A Fate Worse Than Death
CW: rape, intimate partner
When a friend sent one of Elyssa’s artwork to me via Instagram, I was instantly captivated and connected to the visuals she produces and the story ingrained within them. Elyssa, an artist based in London whose work ranges from portraiture to comic strips, centres her work on trying to instigate social change regarding feminism and multiculturalism. After seeing the initial art sent to me, and reading the powerful statement along with it (see below), I endeavoured to look through her page, and fell deeper in love with her works.
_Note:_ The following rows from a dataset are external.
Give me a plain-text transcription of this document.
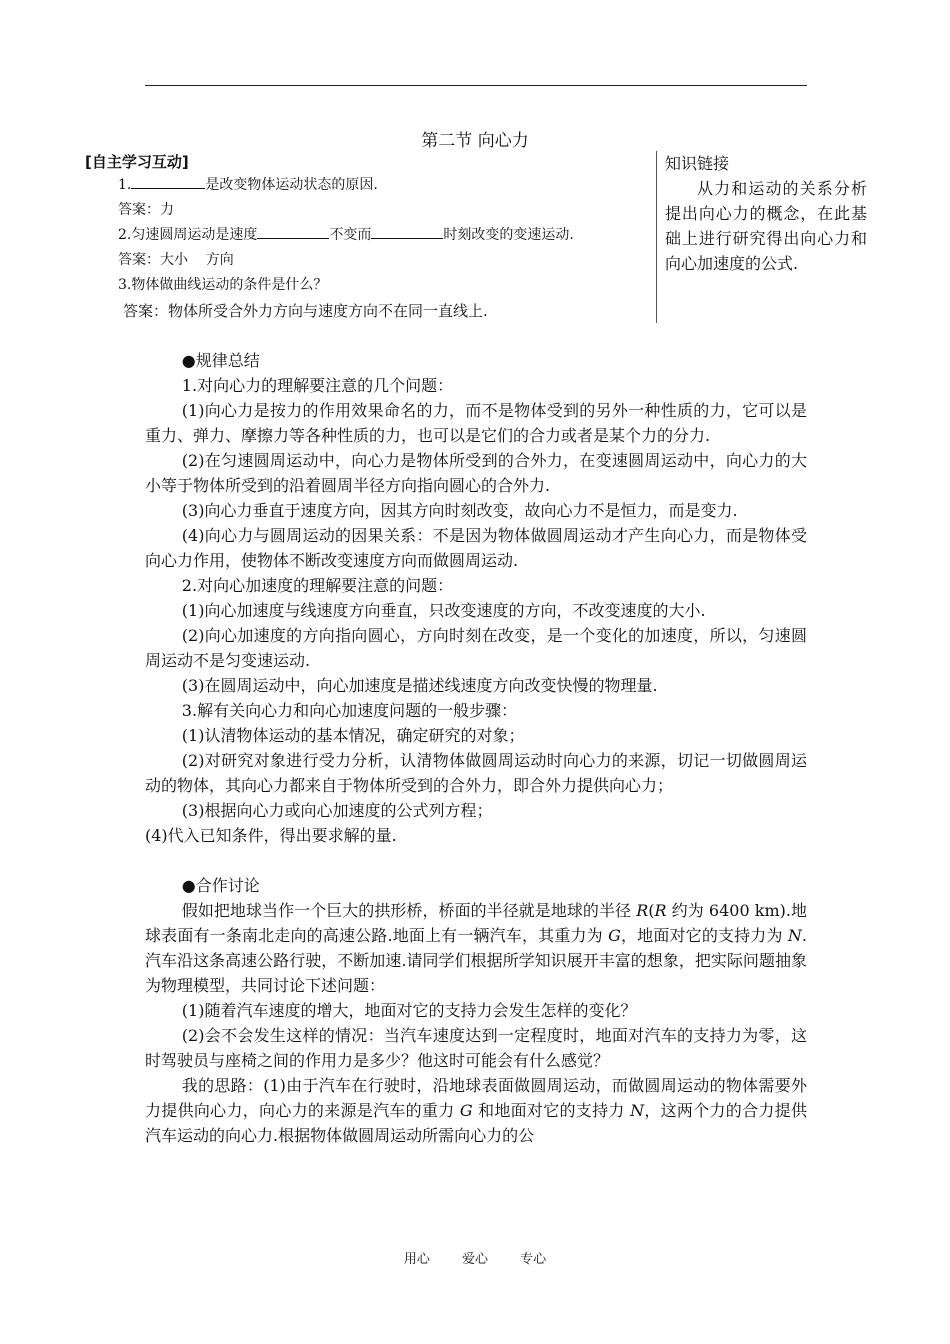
第二节 向心力
[自主学习互动]
1.	是改变物体运动状态的原因.
答案：力
2.匀速圆周运动是速度	不变而	时刻改变的变速运动.
答案：大小    方向
3.物体做曲线运动的条件是什么？
答案：物体所受合外力方向与速度方向不在同一直线上.
知识链接
从力和运动的关系分析提出向心力的概念，在此基础上进行研究得出向心力和向心加速度的公式.

●规律总结

1.对向心力的理解要注意的几个问题：

(1)向心力是按力的作用效果命名的力，而不是物体受到的另外一种性质的力，它可以是重力、弹力、摩擦力等各种性质的力，也可以是它们的合力或者是某个力的分力.

(2)在匀速圆周运动中，向心力是物体所受到的合外力，在变速圆周运动中，向心力的大小等于物体所受到的沿着圆周半径方向指向圆心的合外力.

(3)向心力垂直于速度方向，因其方向时刻改变，故向心力不是恒力，而是变力.

(4)向心力与圆周运动的因果关系：不是因为物体做圆周运动才产生向心力，而是物体受向心力作用，使物体不断改变速度方向而做圆周运动.

2.对向心加速度的理解要注意的问题：

(1)向心加速度与线速度方向垂直，只改变速度的方向，不改变速度的大小.

(2)向心加速度的方向指向圆心，方向时刻在改变，是一个变化的加速度，所以，匀速圆周运动不是匀变速运动.

(3)在圆周运动中，向心加速度是描述线速度方向改变快慢的物理量.

3.解有关向心力和向心加速度问题的一般步骤：

(1)认清物体运动的基本情况，确定研究的对象；

(2)对研究对象进行受力分析，认清物体做圆周运动时向心力的来源，切记一切做圆周运动的物体，其向心力都来自于物体所受到的合外力，即合外力提供向心力；

(3)根据向心力或向心加速度的公式列方程；

(4)代入已知条件，得出要求解的量.

●合作讨论

假如把地球当作一个巨大的拱形桥，桥面的半径就是地球的半径 R(R 约为 6400 km).地球表面有一条南北走向的高速公路.地面上有一辆汽车，其重力为 G，地面对它的支持力为 N.汽车沿这条高速公路行驶，不断加速.请同学们根据所学知识展开丰富的想象，把实际问题抽象为物理模型，共同讨论下述问题：

(1)随着汽车速度的增大，地面对它的支持力会发生怎样的变化？

(2)会不会发生这样的情况：当汽车速度达到一定程度时，地面对汽车的支持力为零，这时驾驶员与座椅之间的作用力是多少？他这时可能会有什么感觉？

我的思路：(1)由于汽车在行驶时，沿地球表面做圆周运动，而做圆周运动的物体需要外力提供向心力，向心力的来源是汽车的重力 G 和地面对它的支持力 N，这两个力的合力提供汽车运动的向心力.根据物体做圆周运动所需向心力的公

用心 爱心 专心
I reached out to Elyssa, and as a survivor herself, she kindly provided works to LCA to feature on our website.
The first of her works we will be sharing is ‘A Fate Worse Than Death’ - a self-portrait Elyssa created in the wake of sexual violence.
Her words that she published alongside the artwork follow:
I made this painting as an expression of all that I was feeling in the wake of my rapes in February 2017.
They called everything I knew into question: my faith, my purpose, my freedom, even the value of living. They caused me more pain than I have ever felt in my life. Worse than any loss. Worse than any heartbreak. I think the pain was worse still because I was raped by a man I had loved…
I questioned where was the God that was meant to love and protect me? Why had he allowed this? How could he have let me be sacrificed on the alter of sexual violence?
All my feelings were heightened because of the culture that surrounds rape. Because of the messages that girls and women are taught, that is it better to die than to be raped…
I found my answers by the time I completed the painting. I realised that rape is Not worse than death. Because rape is not final. It is not the end of your life. It is an event in your life. It affects you and it changes you but it is not you. It was not your choice and it wasn’t your action. It was someone else’s choice and action, and that is unfair. You have to live with the pain and the consequences of somebody else’s choice that you didn’t want and it is so unjust. The injustice of rape is angering in a deep, guttural way. Rape causes me to burn with anger. But it will not conquer me. Just as new buds spring up from ground destroyed, I refuse to give up, although I was flattened. I refuse to feel shame. I refuse to be quiet. I refuse to keep secrets as to who raped me. I am blossoming and ultimately I will win.
You will never see a person so strong, brave or resilient as one who has had to surmount such serious obstacles. I am incredible.